**Question:**

A mason constructs a wall of dimensions $(270 \mathrm{~cm} \times 300 \mathrm{~cm} \times 350 \mathrm{~cm})$ with bricks, each of size $(22.5 \mathrm{~cm} \times 11.25 \mathrm{~cm} \times 8.75 \mathrm{~cm})$ and it is assumed that $\frac{1}{8}$

space is covered by the mortar.
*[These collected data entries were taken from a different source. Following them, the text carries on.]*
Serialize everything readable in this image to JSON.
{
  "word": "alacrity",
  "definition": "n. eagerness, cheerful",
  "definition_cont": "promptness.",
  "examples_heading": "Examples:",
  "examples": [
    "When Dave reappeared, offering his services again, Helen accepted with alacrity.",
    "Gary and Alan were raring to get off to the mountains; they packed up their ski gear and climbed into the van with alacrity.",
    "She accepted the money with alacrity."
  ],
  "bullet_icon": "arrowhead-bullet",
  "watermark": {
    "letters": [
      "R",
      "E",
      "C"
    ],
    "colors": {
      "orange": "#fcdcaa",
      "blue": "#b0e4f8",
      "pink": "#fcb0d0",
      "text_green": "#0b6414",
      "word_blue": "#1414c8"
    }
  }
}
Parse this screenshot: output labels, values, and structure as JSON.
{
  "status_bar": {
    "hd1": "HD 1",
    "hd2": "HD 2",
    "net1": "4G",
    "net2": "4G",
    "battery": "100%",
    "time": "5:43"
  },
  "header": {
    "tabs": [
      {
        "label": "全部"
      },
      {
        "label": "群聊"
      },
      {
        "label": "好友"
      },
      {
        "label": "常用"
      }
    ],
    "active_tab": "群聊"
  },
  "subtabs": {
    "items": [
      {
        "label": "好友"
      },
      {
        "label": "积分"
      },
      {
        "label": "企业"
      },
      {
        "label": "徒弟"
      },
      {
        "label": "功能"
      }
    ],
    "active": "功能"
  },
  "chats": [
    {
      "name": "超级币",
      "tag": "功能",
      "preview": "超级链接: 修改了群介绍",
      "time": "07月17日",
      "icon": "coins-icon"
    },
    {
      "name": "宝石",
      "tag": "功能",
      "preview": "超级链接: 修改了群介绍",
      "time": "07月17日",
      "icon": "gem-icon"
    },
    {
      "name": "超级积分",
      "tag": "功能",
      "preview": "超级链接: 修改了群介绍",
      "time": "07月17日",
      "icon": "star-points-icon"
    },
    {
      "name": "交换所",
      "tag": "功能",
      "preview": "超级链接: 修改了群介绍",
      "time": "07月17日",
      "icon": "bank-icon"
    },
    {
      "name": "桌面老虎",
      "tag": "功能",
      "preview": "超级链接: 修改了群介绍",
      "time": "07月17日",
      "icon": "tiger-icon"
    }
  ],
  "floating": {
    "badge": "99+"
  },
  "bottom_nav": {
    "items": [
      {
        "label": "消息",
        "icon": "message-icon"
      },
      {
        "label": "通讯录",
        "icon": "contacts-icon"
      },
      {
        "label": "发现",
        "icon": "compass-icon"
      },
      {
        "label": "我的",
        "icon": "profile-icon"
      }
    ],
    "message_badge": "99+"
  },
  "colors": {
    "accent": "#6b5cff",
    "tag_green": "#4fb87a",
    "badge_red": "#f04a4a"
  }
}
Number of bricks used to construct the wall is

(a) 11000

(b) 11100

(c) 11200

(d) 11300

**Solution:**

(c) 11200

Volume of wall $=270 \times 300 \times 350 \mathrm{~cm}^{3}$

$\frac{1}{8}$ th of the wall is covered with mortar.

So,

Volume of the wall filled with bricks $=\left(\frac{7}{8} \times 270 \times 300 \times 350\right) \mathrm{cm}^{3}$

Volume of each brick $=\left(\frac{225}{10} \times \frac{1125}{100} \times \frac{875}{100}\right) \mathrm{cm}^{3}$

$=\left(\frac{9 \times 22 \times 32}{32}\right) \mathrm{cm}^{3}$

Number of bricks used to construct the wall $=\frac{\text { Volume of the wall composed of bricks }}{\text { Volulme of each brick }}$

$=\frac{7 \times 270 \times 300 \times 350 \times 32}{8 \times 9 \times 225 \times 35}$

$=11200$

Hence, the number of bricks used to construct the wall is 11200.